We end proper parenting with an enlightening article, by Dana Polk,
that sheds light on this successful parenting skills' challenge:
"Thousands of additional children will pour into California's child care system in the next few years, as welfare reform requires their parents to get jobs. This increased demand is stepping up debate about what role the government should play to ensure the availability of high quality, affordable child care.
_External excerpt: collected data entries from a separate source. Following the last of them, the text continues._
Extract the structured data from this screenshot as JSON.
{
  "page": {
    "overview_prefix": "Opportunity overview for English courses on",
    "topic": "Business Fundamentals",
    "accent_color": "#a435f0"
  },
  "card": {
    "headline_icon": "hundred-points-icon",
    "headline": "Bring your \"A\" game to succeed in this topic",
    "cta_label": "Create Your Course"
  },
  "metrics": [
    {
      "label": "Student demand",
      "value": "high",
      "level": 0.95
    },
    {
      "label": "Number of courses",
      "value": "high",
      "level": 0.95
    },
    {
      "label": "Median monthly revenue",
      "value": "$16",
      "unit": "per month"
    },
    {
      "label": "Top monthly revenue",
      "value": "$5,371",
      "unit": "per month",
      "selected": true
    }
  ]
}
The experiences of other countries offer a different perspective on the issue — especially countries where residents take it for granted that child care is a public service available to all families.
"Swedes," for example, "see as important the concept that the state plays a role to help the family grow and prosper," says Ken Jaffe, director of the International Child Resource Institute. "Child care is considered a necessity for the economic and social survival of the country, and there is more universal availability of child care. Every neighborhood has a center," regulated by national standards.
The Swedish government also helps fund child care by parents. It pays 80 per cent of a parent's salary for up to a year after the birth of a child. Either parent may take time off or they may divide the time between them. "You almost never find a child under one year old in child care," Jaffe says. Swedish parents are also allowed to take up to 60 days off per year at 80 percent of their salary to care for a sick child.
Vacation pay is also mandatory, "based on the concept that recreation with the family is very important," Jaffe says.
Swedish businesses pay more in taxes to support social services, but the overall tax structure in Sweden is not much higher than America's. In addition to generous child care programs and parent insurance, Swedes receive subsidized health care.
"Swedes pay a maximum tax of 50 percent and we pay a maximum tax of 42 percent," says Jaffe. "But Swedes get much more for their tax money."